このオペラ、さすがに初演からカットが入っただけあって、長過ぎますよね。こういう暗いムードのお話は大好き(?)なんですが、ちょとツライ・・・

投稿: Orfeo | 2006/07/16 09:05

Orfeoさん:
>シャトレ座って、でも結構DVD出してますよね?企画が優れてるからかな?(笑)

 それはジャン=ピエール・ブロスマンのせいなんです。リスネル時代は、企画が立てば乗ってもいいってな感じで、リスネル自身は自分で動こうとはしなかったんですが、ブロスマンが昔からそういうことが大好きなんだよね。keyakiさんもお持ちのロストロ盤《ボリス》にもキャスティング顧問とかで参加してるでしょ。リヨン時代も主な制作は全部ヴィデオで出してたよね。日本のパイオニアが一枚加わってまして、僕も仲を取り持ったことがあったよ。パイオニアさんにはタイユヴァンで接待されちゃったぜ。あんなとこで接待されたのはあれが最初にして最後。そうか、パイオニアさんってのは、カラオケで大儲けした会社なんだ…なんてその時気付いたというわけ。

>マイヤー様

 そうです、彼女、プロの歌手になる前はフランス語の先生をしてたんだよね。独語訛りもほとんどなくて完璧に喋ります。
 マイヤー様に限らず、ドイツ人のイタリア物って、僕も苦手ですねえ…。ミュンヒェンでフィッシャー=ディスカウのファルスタッフを聴かされたけど、ありゃまいったよ!(笑)。サヴァリッシュとDFDでクソの付くマジメが二人集まって、もう、面白くないの!…。ほんと、あの人、ヴェルディなんかやらなきゃいいのにねえ…。リゴレットだとかジェルモンだとか、結構やってるでしょ。ああいうのがいいっていう人いるんだねえ…(笑)。
 あれから、シャーリー・ヴァーレットのエボリ(ジュリーニ)とマクベス夫人(アバド)を聴き直してみたけれど、やっぱりあれはすごいよねえ…。

edcさん:
>エリザベッタ王妃様のほうがむしろ、どうもね、やぼったくて・・・

 あっ、それ、憶えてます!。そうそう、カリタ・マッティラは、マイヤー様みたいに技術的に問題があったというわけではないんだけど、なんかちゃんと歌ってますってだけで全然面白くなかったなあ…。でも、彼女はその後数年間で見違えるように良くなったですよ。あの人、1980年代にパリ管のモーツァルト・オペラ・シリーズにバレンボイムが引っ張ってきた人なもんで、デビューした頃からわりとよく聴く機会があったんです。そうそう、あのモーツァルト・シリーズでパリ・デビューしたのがこの人と、チェチリア・バルトリで、この二人が出世頭。パリにはバレンボイムが引っ張ってきたんです。マイヤー様を呼んできたのはマレク・ヤノフスキで、1980年代中盤ヤノフスキの振るワーグナーには軒並み出てた。それがしばらくして、バレンボイムに乗っ取られて(寝取られて)、ヤノフスキの方には出なくなっちゃったんだ。
きのけん

投稿: きのけん | 2006/07/17 08:14

>彼女はその後数年間で見違えるように良くなったですよ。

そういえば、これもテレビですが、
シモン・ボッカネグラのアメリアはほんとに素敵でした。(フィレンツェ五月祭2002年)

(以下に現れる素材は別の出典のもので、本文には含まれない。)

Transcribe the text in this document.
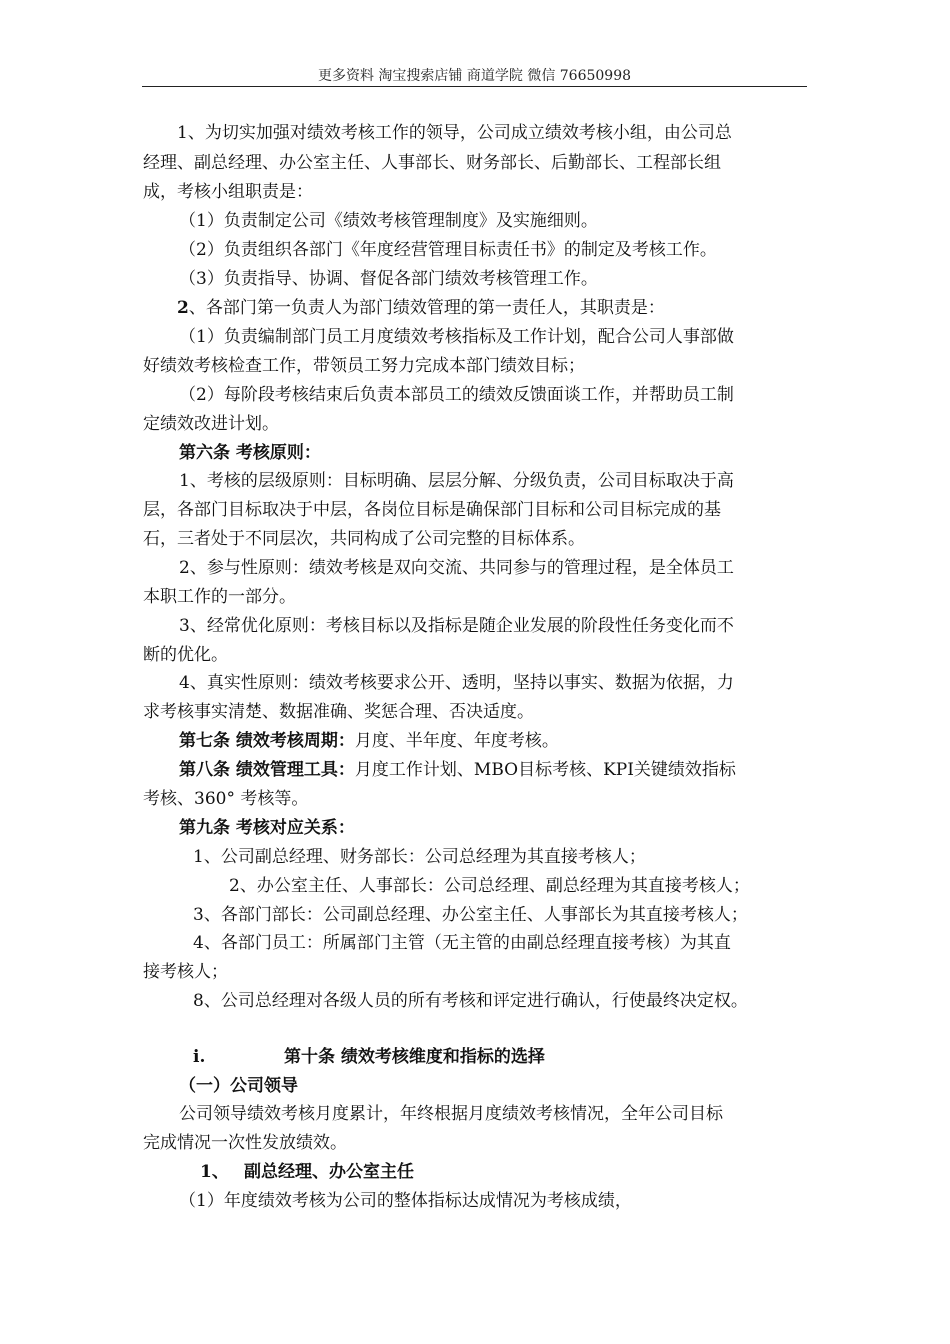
更多资料 淘宝搜索店铺 商道学院 微信 76650998
1、为切实加强对绩效考核工作的领导，公司成立绩效考核小组，由公司总
经理、副总经理、办公室主任、人事部长、财务部长、后勤部长、工程部长组
成，考核小组职责是：
（1）负责制定公司《绩效考核管理制度》及实施细则。
（2）负责组织各部门《年度经营管理目标责任书》的制定及考核工作。
（3）负责指导、协调、督促各部门绩效考核管理工作。
2、各部门第一负责人为部门绩效管理的第一责任人，其职责是：
（1）负责编制部门员工月度绩效考核指标及工作计划，配合公司人事部做
好绩效考核检查工作，带领员工努力完成本部门绩效目标；
（2）每阶段考核结束后负责本部员工的绩效反馈面谈工作，并帮助员工制
定绩效改进计划。
第六条 考核原则：
1、考核的层级原则：目标明确、层层分解、分级负责，公司目标取决于高
层，各部门目标取决于中层，各岗位目标是确保部门目标和公司目标完成的基
石，三者处于不同层次，共同构成了公司完整的目标体系。
2、参与性原则：绩效考核是双向交流、共同参与的管理过程，是全体员工
本职工作的一部分。
3、经常优化原则：考核目标以及指标是随企业发展的阶段性任务变化而不
断的优化。
4、真实性原则：绩效考核要求公开、透明，坚持以事实、数据为依据，力
求考核事实清楚、数据准确、奖惩合理、否决适度。
第七条 绩效考核周期：月度、半年度、年度考核。
第八条 绩效管理工具：月度工作计划、MBO目标考核、KPI关键绩效指标
考核、360° 考核等。
第九条 考核对应关系：
1、公司副总经理、财务部长：公司总经理为其直接考核人；
2、办公室主任、人事部长：公司总经理、副总经理为其直接考核人；
3、各部门部长：公司副总经理、办公室主任、人事部长为其直接考核人；
4、各部门员工：所属部门主管（无主管的由副总经理直接考核）为其直
接考核人；
8、公司总经理对各级人员的所有考核和评定进行确认，行使最终决定权。
i.	第十条 绩效考核维度和指标的选择
（一）公司领导
公司领导绩效考核月度累计，年终根据月度绩效考核情况，全年公司目标
完成情况一次性发放绩效。
1、 副总经理、办公室主任
（1）年度绩效考核为公司的整体指标达成情况为考核成绩，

投稿: edc | 2006/07/17 09:18


>きのけんさん
な~るほど、ブロスマンの仕業かあ!そういや、リヨンの映像ってのも多く出てますもんね。ウチには少ないけど・・・。それにしても、タイユヴァンで接待ですか!そりゃ美味しい仕事でしたね(爆)。

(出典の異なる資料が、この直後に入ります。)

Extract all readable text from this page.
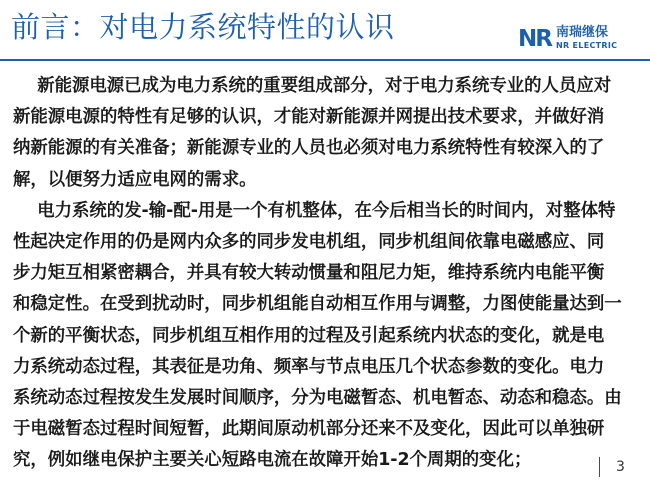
前言：对电力系统特性的认识	NR 南瑞继保
NR ELECTRIC
新能源电源已成为电力系统的重要组成部分，对于电力系统专业的人员应对
新能源电源的特性有足够的认识，才能对新能源并网提出技术要求，并做好消
纳新能源的有关准备；新能源专业的人员也必须对电力系统特性有较深入的了
解，以便努力适应电网的需求。
电力系统的发-输-配-用是一个有机整体，在今后相当长的时间内，对整体特
性起决定作用的仍是网内众多的同步发电机组，同步机组间依靠电磁感应、同
步力矩互相紧密耦合，并具有较大转动惯量和阻尼力矩，维持系统内电能平衡
和稳定性。在受到扰动时，同步机组能自动相互作用与调整，力图使能量达到一
个新的平衡状态，同步机组互相作用的过程及引起系统内状态的变化，就是电
力系统动态过程，其表征是功角、频率与节点电压几个状态参数的变化。电力
系统动态过程按发生发展时间顺序，分为电磁暂态、机电暂态、动态和稳态。由
于电磁暂态过程时间短暂，此期间原动机部分还来不及变化，因此可以单独研
究，例如继电保护主要关心短路电流在故障开始1-2个周期的变化；	3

シャーリー・ヴァーレットのマクベス夫人はウチにもシャイーの映画版がありますけど(cf. http://orfeo.cocolog-nifty.com/orfeoblog/2005/10/post_e5e7.html )、あれは強烈でした。この人の声域は広いし、おまけに強靭かつしなやかだから、凄いですよねえ。

マイヤー様はバレンボイムの前はヤノフスキだったんですね。そいつは初耳(笑)。

>edcさん
こんにちは。
その《シモン・ボッカネグラ》、是非観たいです。